Voltamos para casa e nos despedimos. Vi Lorena abrir o portão e entrar pelo longo corredor que levava à casa de fundos onde morava. Depois disso, meus contatos se limitaram a vê-la ao portão nos fins de tarde. Meu amor por ela aumentava a cada dia. Na mesma proporção, minha timidez se agigantava e anulava a chance de ficarmos juntos. Até que um dia afinal, mudou na rua uma nova família que se avizinhou a sua casa. Havia um rapaz quase que da mesma idade dela de nome Roberval. O que aconteceu então, não é preciso que diga. Adianto, porém, que o rapaz lhe estendeu galanteios, ao contrário de mim, sem o menor constrangimento. E ela, alheia ao meu sofrimento, arreganhou-lhe os dentes com toda a vaidade de menina cobiçada. Por mais de três anos sofri de um amor platônico que pensei que não tivesse mais fim. Ela ficava cada vez mais bonita e quanto mais bonita mais distante, de modo que todo o meu esforço foi concentrado para esquecê-la. Casaram-se três anos depois.

CAPÍTULO V

NO QUARTO COM LÍVIA

- Foi uma pena querido, sinto dizer, mas você foi um bundão. Lorena sempre esteve lá. Sua boca, seus braços, suas pernas, seus lábios. O tempo passou, os cães ladraram, os homens amaram. O rapaz chegou e a encontrou livre porque você deixou. Depois disso só lhe restou a esperança e a ilusão de que tudo terminasse entre eles, e como não aconteceu, maldisse a sorte por não lhe ter sorrido. Volta no tempo logo depois daquele dia de dia de Finados: o que era preciso? Declarar o seu amor por ela, meu querido. Certamente que não rolou. Não teve coragem. No fundo, por medo, seus personagens te bastavam. Eles sempre foram maiores que o seu amor. Deve ter cuidado deles como verdadeiras pedras preciosas. É a ilusão da masturbação. Na cabeça uma linda mulher que assim que você goza se dissipa no ar.

- Não te desminto, Lívia. Sei que fui um medroso. Não fosse você chegar em minha vida, até hoje não teria beijado uma mulher.

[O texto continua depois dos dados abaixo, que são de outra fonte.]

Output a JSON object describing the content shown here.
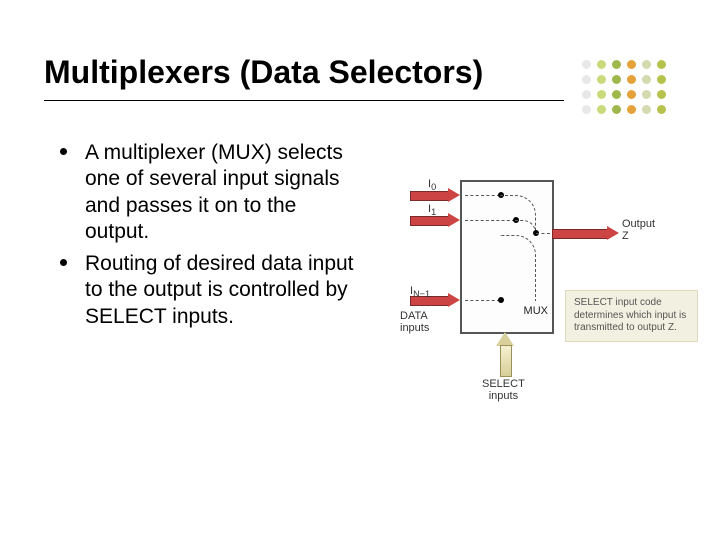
{
  "title": "Multiplexers (Data Selectors)",
  "bullets": [
    "A multiplexer (MUX) selects one of several input signals and passes it on to the output.",
    "Routing of desired data input to the output is controlled by SELECT inputs."
  ],
  "diagram": {
    "input_labels": {
      "i0": "I₀",
      "i1": "I₁",
      "in": "I_{N−1}"
    },
    "data_inputs_label": "DATA\ninputs",
    "mux_label": "MUX",
    "output_label": "Output\nZ",
    "select_label": "SELECT\ninputs",
    "note": "SELECT input code determines which input is transmitted to output Z."
  }
}
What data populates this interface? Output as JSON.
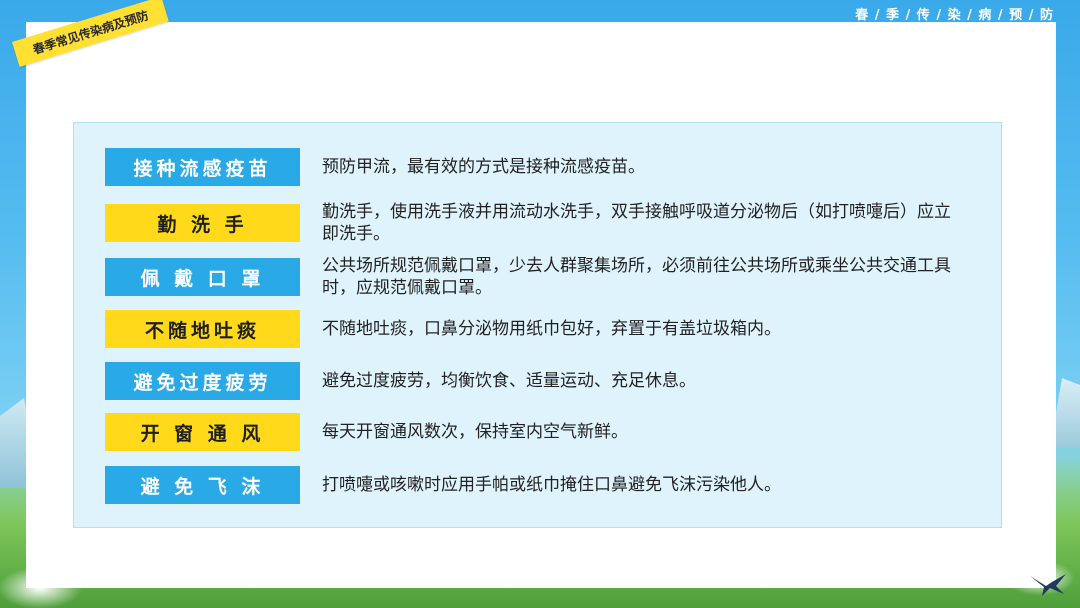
{
  "header": {
    "title": "春 / 季 / 传 / 染 / 病 / 预 / 防"
  },
  "ribbon": {
    "label": "春季常见传染病及预防"
  },
  "rows": [
    {
      "tag": "接种流感疫苗",
      "style": "blue",
      "desc": "预防甲流，最有效的方式是接种流感疫苗。"
    },
    {
      "tag": "勤 洗 手",
      "style": "yellow",
      "desc": "勤洗手，使用洗手液并用流动水洗手，双手接触呼吸道分泌物后（如打喷嚏后）应立即洗手。"
    },
    {
      "tag": "佩 戴 口 罩",
      "style": "blue",
      "desc": "公共场所规范佩戴口罩，少去人群聚集场所，必须前往公共场所或乘坐公共交通工具时，应规范佩戴口罩。"
    },
    {
      "tag": "不随地吐痰",
      "style": "yellow",
      "desc": "不随地吐痰，口鼻分泌物用纸巾包好，弃置于有盖垃圾箱内。"
    },
    {
      "tag": "避免过度疲劳",
      "style": "blue",
      "desc": "避免过度疲劳，均衡饮食、适量运动、充足休息。"
    },
    {
      "tag": "开 窗 通 风",
      "style": "yellow",
      "desc": "每天开窗通风数次，保持室内空气新鲜。"
    },
    {
      "tag": "避 免 飞 沫",
      "style": "blue",
      "desc": "打喷嚏或咳嗽时应用手帕或纸巾掩住口鼻避免飞沫污染他人。"
    }
  ],
  "colors": {
    "blue": "#29a9e6",
    "yellow": "#ffd91a",
    "card": "#dff3fc"
  },
  "icons": {
    "bird": "swallow-icon"
  }
}
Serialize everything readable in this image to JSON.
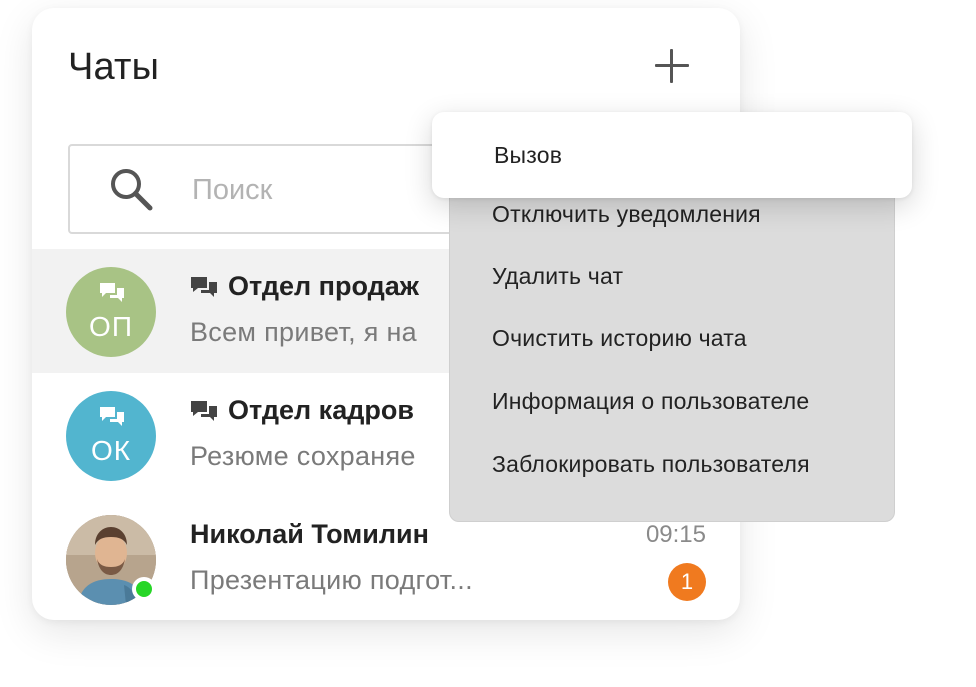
{
  "header": {
    "title": "Чаты",
    "add_icon": "plus-icon"
  },
  "search": {
    "placeholder": "Поиск",
    "value": "",
    "icon": "search-icon"
  },
  "chats": [
    {
      "name": "Отдел продаж",
      "preview": "Всем привет, я на",
      "initials": "ОП",
      "avatar_color": "#a8c385",
      "group": true,
      "active": true
    },
    {
      "name": "Отдел кадров",
      "preview": "Резюме сохраняе",
      "initials": "ОК",
      "avatar_color": "#52b5cf",
      "group": true,
      "active": false
    },
    {
      "name": "Николай Томилин",
      "preview": "Презентацию подгот...",
      "time": "09:15",
      "unread": "1",
      "online": true,
      "active": false
    }
  ],
  "context_menu": {
    "items": [
      {
        "label": "Вызов",
        "highlighted": true
      },
      {
        "label": "Отключить уведомления"
      },
      {
        "label": "Удалить чат"
      },
      {
        "label": "Очистить историю чата"
      },
      {
        "label": "Информация о пользователе"
      },
      {
        "label": "Заблокировать пользователя"
      }
    ]
  },
  "colors": {
    "unread_badge": "#f07a1f",
    "online": "#27d627",
    "menu_bg": "#dcdcdc"
  }
}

Foi quando eu mais precisava, quando já não suportava tanta solidão conheci tua boca, toquei os teus seios e nas tuas entranhas quis desconhecer todas aquelas de quem lhe falei. Na varanda da casa estiro a rede, me deito finalmente em paz e repouso minha cabeça já cansada de construir tramas sem futuro.

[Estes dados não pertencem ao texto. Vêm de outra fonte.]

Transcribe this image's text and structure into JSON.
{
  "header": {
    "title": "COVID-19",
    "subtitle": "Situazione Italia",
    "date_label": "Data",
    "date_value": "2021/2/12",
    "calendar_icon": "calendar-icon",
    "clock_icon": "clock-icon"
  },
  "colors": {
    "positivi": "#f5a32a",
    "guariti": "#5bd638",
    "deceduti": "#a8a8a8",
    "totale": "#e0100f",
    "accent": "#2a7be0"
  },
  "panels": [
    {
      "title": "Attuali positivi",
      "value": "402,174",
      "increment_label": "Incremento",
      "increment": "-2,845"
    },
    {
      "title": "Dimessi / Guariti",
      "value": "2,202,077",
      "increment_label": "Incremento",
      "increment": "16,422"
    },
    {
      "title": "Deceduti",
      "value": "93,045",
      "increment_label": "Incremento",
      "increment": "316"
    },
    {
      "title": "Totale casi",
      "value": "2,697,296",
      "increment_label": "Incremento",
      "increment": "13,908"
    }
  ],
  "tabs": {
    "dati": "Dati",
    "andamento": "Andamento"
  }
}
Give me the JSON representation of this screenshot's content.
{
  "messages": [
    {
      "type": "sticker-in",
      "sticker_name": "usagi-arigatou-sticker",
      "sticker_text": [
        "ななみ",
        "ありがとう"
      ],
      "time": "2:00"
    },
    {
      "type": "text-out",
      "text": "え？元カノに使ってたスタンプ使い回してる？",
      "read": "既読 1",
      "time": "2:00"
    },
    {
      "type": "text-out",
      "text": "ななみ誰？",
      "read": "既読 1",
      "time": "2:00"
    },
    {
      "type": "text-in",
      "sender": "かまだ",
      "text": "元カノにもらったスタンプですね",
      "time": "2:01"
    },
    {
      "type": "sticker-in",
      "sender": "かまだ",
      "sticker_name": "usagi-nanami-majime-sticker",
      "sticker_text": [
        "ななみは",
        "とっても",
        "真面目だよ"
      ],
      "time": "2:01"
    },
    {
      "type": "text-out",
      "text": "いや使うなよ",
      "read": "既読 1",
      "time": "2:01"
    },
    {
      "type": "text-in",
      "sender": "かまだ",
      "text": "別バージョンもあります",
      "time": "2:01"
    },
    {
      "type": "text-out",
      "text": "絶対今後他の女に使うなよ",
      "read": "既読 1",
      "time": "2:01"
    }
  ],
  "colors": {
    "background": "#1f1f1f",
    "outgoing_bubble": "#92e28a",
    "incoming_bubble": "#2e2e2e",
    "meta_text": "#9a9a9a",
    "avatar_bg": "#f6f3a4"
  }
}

- Querido, não ouviu? Batem à porta!

- Quem é? Entra!

- Sou eu filho tua mãe! Estou entrando. Nossa que quarto escuro! Venho avisar que está quase na hora da consulta, não vá se atrasar. O Guimarães ligou perguntando de você. Disse que ficou muito preocupado com o modo como parou com olhos arregalados na porta da sala de aula e como se manteve imóvel até que a ambulância chegasse e o trouxesse para casa. Respondi que estava melhor e que ia consultar o doutor George ainda hoje. Pediu para te dizer que não se preocupe com o trabalho. Que descanse até que se sinta melhor e que cuide da sua saúde. Concluiu dizendo que pode ser stress, que já passou por situação semelhante. Se achar melhor, é só falar com ele, que lhe adianta as férias. O que aconteceu filho? Estivemos preocupados com você, o dia todo. Porque não almoçou? Não saiu desse quarto desde que chegou de manhã. Não falou com ninguém, não pediu nada, não quis falar conosco sobre o ocorrido no trabalho. Esteve aqui o tempo todo, só.

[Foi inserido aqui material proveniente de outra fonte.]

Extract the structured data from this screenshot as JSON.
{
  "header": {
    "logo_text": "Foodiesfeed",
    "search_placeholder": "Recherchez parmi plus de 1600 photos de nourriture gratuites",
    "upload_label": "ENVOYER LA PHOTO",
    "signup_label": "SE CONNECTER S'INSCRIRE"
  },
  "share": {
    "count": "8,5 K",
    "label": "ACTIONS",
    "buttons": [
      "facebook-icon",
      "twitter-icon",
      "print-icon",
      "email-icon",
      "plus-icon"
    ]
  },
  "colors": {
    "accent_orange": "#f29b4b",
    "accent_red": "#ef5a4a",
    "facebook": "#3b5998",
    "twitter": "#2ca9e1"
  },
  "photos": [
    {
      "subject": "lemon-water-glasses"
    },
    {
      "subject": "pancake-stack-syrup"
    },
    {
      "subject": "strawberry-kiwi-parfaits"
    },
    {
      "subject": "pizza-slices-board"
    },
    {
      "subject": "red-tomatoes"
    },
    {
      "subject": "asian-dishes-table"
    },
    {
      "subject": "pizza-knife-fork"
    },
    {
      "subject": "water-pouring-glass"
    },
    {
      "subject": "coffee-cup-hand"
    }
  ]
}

Rubem, assustado olhava atônito para a mãe. Olhar perdido a procurar explicações. Seus olhos buscavam em vão por Lívia que sequer havia deixado o seu perfume no ambiente. Semblante perturbado, consciente da verdade que não podia contrapor, achou-se doente. No quarto estavam apenas a mãe e ele. A luz acesa a pouco à chegada de dona Laura, mostrava a cortina esvoaçando ao vento, à janela entreaberta.